«No tentarás al Señor tu Dios»
Domingo de la Semana 1ª de Cuaresma. Ciclo A
Lectura del Santo Evangelio según San Mateo 4,1-11
Una de las constantes en las lecturas de este primer Domingo de Cuaresma es la relación con el tentador y el mal. En este sentido el Evangelio (San Mateo 4,1-11) nos ofrece un tema central para la vida cristiana: Jesucristo nos muestra cómo se puede vencer a la tentación. Por otro lado, vemos en la lectura del Génesis (Génesis 2, 7-9; 3,1-7), cómo Adán y Eva ceden al tentador. Sin embargo, así como por un sólo hombre ha entrado el pecado en la creación; por un solo hombre, Jesucristo el Verbo Encarnado, ha venido la gracia y la Salvación (Romanos 5,12-19).
La Iglesia celebra hoy el primer Domingo de Cuaresma, que como su nombre lo indica, es un período de cuarenta días que terminará con el Domingo de Resurrección donde celebramos la Pascua del Señor. Comienza, por tanto, cuarenta días antes de esa fecha – un día miércoles – con el signo austero y expresivo de las cenizas, que puestas sobre nuestra frente, nos recuerdan una verdad rotunda: «Polvo eres y en polvo te convertirás».
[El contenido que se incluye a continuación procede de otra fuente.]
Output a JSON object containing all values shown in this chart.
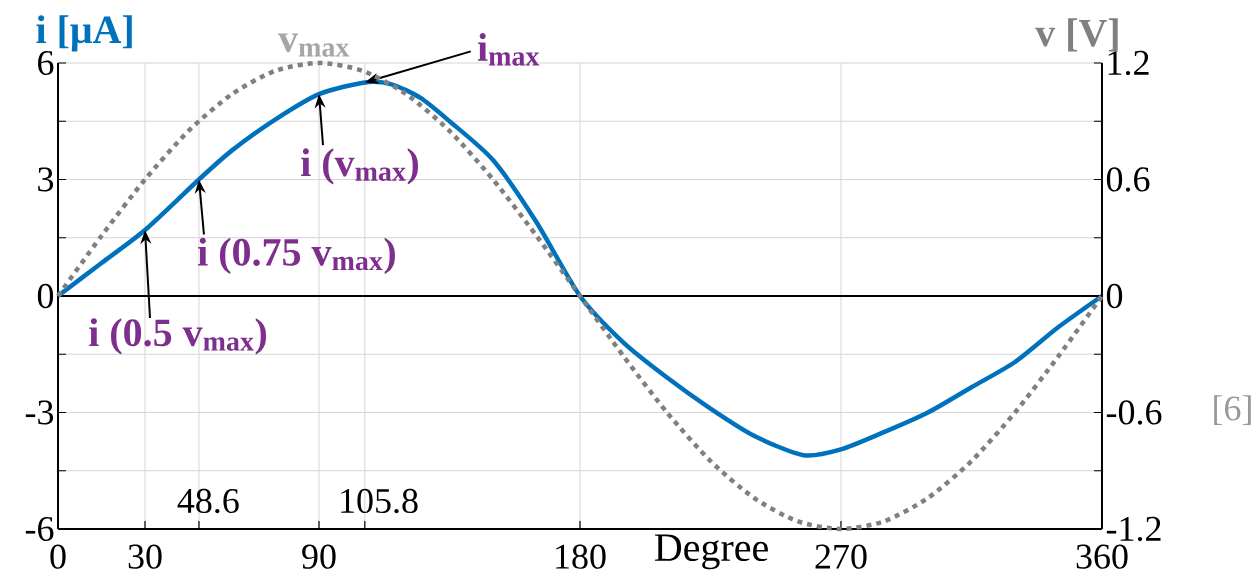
{
  "chart_data": {
    "type": "line",
    "xlabel": "Degree",
    "ylabel": "i [μA]",
    "y2label": "v [V]",
    "xlim": [
      0,
      360
    ],
    "xticks": [
      0,
      30,
      {
        "value": 48.6,
        "label": null
      },
      90,
      {
        "value": 105.8,
        "label": null
      },
      180,
      270,
      360
    ],
    "ylim": [
      -6,
      6
    ],
    "yticks": [
      -6,
      {
        "value": -4.5,
        "label": null
      },
      -3,
      {
        "value": -1.5,
        "label": null
      },
      0,
      {
        "value": 1.5,
        "label": null
      },
      3,
      {
        "value": 4.5,
        "label": null
      },
      6
    ],
    "y2lim": [
      -1.2,
      1.2
    ],
    "y2ticks": [
      -1.2,
      {
        "value": -0.9,
        "label": null
      },
      -0.6,
      {
        "value": -0.3,
        "label": null
      },
      0,
      {
        "value": 0.3,
        "label": null
      },
      0.6,
      {
        "value": 0.9,
        "label": null
      },
      1.2
    ],
    "grid": true,
    "series": [
      {
        "color": "#0072bd",
        "line_style": "solid",
        "x": [
          0,
          15,
          30,
          48.6,
          60,
          75,
          90,
          105.8,
          115,
          125,
          135,
          150,
          165,
          180,
          195,
          210,
          225,
          240,
          257,
          270,
          285,
          300,
          315,
          330,
          345,
          360
        ],
        "values": [
          0,
          0.85,
          1.7,
          3.0,
          3.75,
          4.55,
          5.2,
          5.5,
          5.45,
          5.1,
          4.5,
          3.5,
          1.9,
          0,
          -1.2,
          -2.1,
          -2.9,
          -3.6,
          -4.1,
          -3.95,
          -3.5,
          -3.0,
          -2.35,
          -1.7,
          -0.8,
          0
        ]
      },
      {
        "color": "#808080",
        "line_style": "dotted",
        "axis": "y2",
        "x": [
          0,
          15,
          30,
          45,
          60,
          75,
          90,
          105,
          120,
          135,
          150,
          165,
          180,
          195,
          210,
          225,
          240,
          255,
          270,
          285,
          300,
          315,
          330,
          345,
          360
        ],
        "values": [
          0,
          0.31,
          0.6,
          0.85,
          1.04,
          1.16,
          1.2,
          1.16,
          1.04,
          0.85,
          0.6,
          0.31,
          0,
          -0.31,
          -0.6,
          -0.85,
          -1.04,
          -1.16,
          -1.2,
          -1.16,
          -1.04,
          -0.85,
          -0.6,
          -0.31,
          0
        ]
      }
    ],
    "ref_lines": [
      {
        "axis": "y",
        "value": 0,
        "color": "#000000"
      }
    ],
    "annotations": [
      {
        "text": "v$_{max}$",
        "x": 90,
        "y": 6
      },
      {
        "text": "i$_{max}$",
        "x": 105.8,
        "y": 5.5
      },
      {
        "text": "i (v$_{max}$)",
        "x": 90,
        "y": 5.2
      },
      {
        "text": "i (0.75 v$_{max}$)",
        "x": 48.6,
        "y": 3.0
      },
      {
        "text": "i (0.5 v$_{max}$)",
        "x": 30,
        "y": 1.7
      },
      "48.6",
      "105.8",
      "[6]"
    ]
  }
}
La primera caída y el Nuevo Adán
«Por un hombre entró el pecado en el mundo y por el pecado la muerte y así la muerte alcanzó a todos los hombres, ya que todos pecaron» (Rm 5,12). Esta frase de la carta de San Pablo a los Romanos se refiere al pecado de Adán, padre de toda la humanidad. Por ese pecado de Adán entró la muerte en el mundo, pues a él Dios le había dicho: «Del árbol de la ciencia del bien y del mal no comerás, porque el día que comieres de él, morirás sin remedio» (Gn 2,17). Podemos entender que Adán muriera, porque él pecó habiendo sido advertido. Pero… ¿por qué «alcanzó la muerte a todos los hombres»?
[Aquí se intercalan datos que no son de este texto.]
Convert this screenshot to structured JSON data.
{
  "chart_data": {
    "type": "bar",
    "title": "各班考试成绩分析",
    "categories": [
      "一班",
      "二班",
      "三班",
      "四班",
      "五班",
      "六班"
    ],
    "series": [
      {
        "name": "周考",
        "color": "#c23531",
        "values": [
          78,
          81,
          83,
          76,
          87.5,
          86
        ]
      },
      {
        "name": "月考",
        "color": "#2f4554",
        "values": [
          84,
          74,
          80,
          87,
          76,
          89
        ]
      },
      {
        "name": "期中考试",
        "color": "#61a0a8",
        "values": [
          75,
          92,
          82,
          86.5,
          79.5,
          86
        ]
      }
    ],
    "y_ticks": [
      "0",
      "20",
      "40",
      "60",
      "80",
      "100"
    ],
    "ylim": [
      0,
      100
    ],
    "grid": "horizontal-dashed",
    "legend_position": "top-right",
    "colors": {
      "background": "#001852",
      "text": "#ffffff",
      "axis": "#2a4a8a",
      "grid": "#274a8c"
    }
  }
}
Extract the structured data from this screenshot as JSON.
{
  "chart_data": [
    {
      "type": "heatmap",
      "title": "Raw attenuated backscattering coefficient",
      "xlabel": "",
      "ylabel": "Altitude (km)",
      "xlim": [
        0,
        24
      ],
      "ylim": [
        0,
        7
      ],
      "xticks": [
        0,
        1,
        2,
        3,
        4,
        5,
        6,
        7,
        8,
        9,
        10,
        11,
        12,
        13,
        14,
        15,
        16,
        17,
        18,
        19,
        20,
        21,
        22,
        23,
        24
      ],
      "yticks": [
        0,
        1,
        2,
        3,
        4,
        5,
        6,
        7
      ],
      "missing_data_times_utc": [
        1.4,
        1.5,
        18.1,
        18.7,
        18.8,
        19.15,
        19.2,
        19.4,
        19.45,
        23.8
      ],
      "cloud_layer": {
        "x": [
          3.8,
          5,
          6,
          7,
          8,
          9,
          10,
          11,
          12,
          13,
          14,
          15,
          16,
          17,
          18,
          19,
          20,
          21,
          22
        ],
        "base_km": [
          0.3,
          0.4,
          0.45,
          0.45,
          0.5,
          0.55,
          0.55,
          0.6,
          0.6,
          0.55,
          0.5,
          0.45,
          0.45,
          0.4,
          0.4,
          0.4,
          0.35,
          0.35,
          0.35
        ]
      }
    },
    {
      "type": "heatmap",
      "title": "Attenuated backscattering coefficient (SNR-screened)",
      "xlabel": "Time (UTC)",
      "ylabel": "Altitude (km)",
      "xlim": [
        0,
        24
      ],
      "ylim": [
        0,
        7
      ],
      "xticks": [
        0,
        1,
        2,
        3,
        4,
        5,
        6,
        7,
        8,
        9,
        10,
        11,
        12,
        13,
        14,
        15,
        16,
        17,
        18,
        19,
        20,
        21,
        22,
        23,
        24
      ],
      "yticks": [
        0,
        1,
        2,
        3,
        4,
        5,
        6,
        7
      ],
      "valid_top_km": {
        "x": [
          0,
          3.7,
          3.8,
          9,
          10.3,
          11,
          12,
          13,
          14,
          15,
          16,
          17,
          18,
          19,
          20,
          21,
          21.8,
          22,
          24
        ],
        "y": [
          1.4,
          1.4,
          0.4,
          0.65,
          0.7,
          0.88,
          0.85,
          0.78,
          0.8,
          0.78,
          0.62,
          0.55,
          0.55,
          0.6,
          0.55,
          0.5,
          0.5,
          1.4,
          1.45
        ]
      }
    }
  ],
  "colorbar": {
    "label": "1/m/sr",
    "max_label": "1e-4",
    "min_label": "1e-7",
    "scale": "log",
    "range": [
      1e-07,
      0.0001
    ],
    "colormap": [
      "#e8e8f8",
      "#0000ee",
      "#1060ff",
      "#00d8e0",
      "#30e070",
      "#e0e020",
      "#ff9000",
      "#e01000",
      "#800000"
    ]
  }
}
El Catecismo de la Iglesia Católica nos responde esta difícil pregunta: «Todo el género humano es en Adán «sicut unum corpus unius hominis» («Como el cuerpo único de un único hombre»). Por esta «unidad del género humano», todos los hombres están implicados en el pecado de Adán, como todos están implicados en la justicia de Cristo. Sin embargo, la transmisión del pecado original es un misterio que no podemos comprender plenamente.
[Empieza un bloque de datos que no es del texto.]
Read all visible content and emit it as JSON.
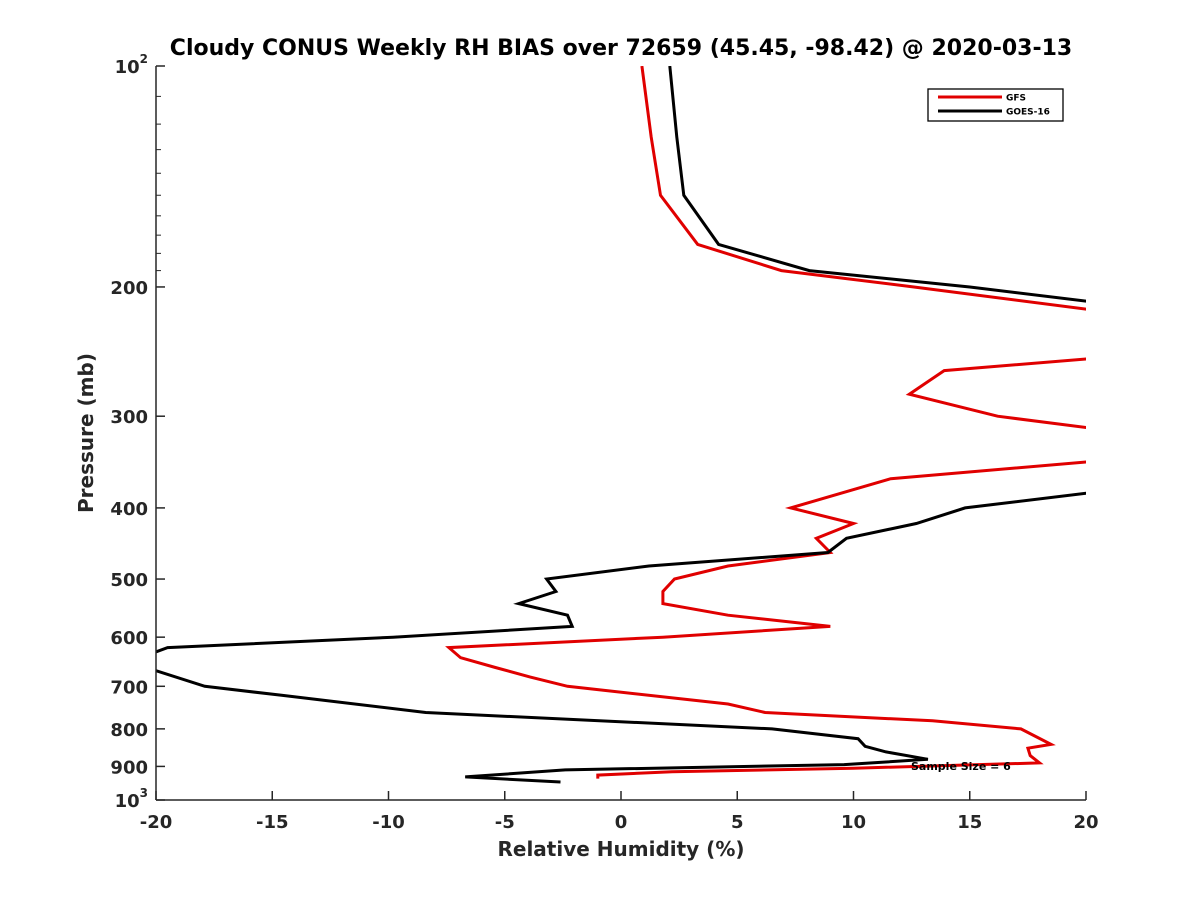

Pero sabemos por la Revelación que Adán había recibido la santidad y la justicia originales no para él solo sino para toda la naturaleza humana: cediendo al tentador, Adán y Eva cometen un pecado personal, pero este pecado afecta a la naturaleza humana, que transmitirán en un estado caído. Es un pecado que será transmitido por propagación a toda la humanidad, es decir, por la transmisión de una naturaleza humana privada de la santidad y de la justicia originales. Por eso, el pecado original es llamado «pecado» de manera análoga: es un pecado «contraído», «no cometido», un estado y no un acto» (Catecismo de la Iglesia Católica, 404).
El Evangelio nos muestra justamente lo opuesto al pecado de Adán. El mismo que hizo caer a Adán e introdujo la muerte en el mundo va a intentar ahora hacer caer a Jesús. Pero el desenlace es completamente distinto. Dios había sentenciado a la serpiente antigua, refiriéndose a uno que sería «descendencia de la mujer»: «Él te pisoteará la cabeza, mientras acechas tú su talón» (Gn 3,15). Si Adán es considerado la cabeza de la humanidad, Cristo, el nuevo Adán; lo es con mucho más razón. Si por el pecado de Adán entró la muerte, por la fidelidad de Cristo nos viene la vida.
Esto es lo que Él mismo declara: «He venido para que tengan vida y la tengan en abundancia» (Jn 10,10). San Juan nos dice: «en él estaba la vida» (Jn 1,4). Este don es el que quería destruir el diablo y es el que destruye cada vez que nos tienta. Pero fue vencido por Cristo ya que «si por el delito de un solo hombre comenzó el reinado de la muerte,…cuánto más ahora, por un solo hombre, Jesucristo, vivirán todos» (Rm 5,17).
«Entonces Jesús fue llevado por el Espíritu…»
El Evangelio de hoy comienza con el adverbio de tiempo «entonces». Pero este adverbio no tiene sentido sino en relación a lo que precede. Y lo que precede inmediatamente es la voz del Padre que, en el bautismo de Jesús en el Jordán, declara: «Este es mi Hijo amado en quien me complazco» (Mt 3,17). ¿Qué relación hay entre esta declaración del Padre y las tentaciones en el desierto? Por otro lado, el Espíritu que se vio bajar sobre Jesús en forma de paloma, es el que ahora lo lleva al desierto; y lo lleva con una finalidad: «ser tentado por el diablo». ¿Cómo es posible que el Espíritu lo ponga en la situación de ser tentado?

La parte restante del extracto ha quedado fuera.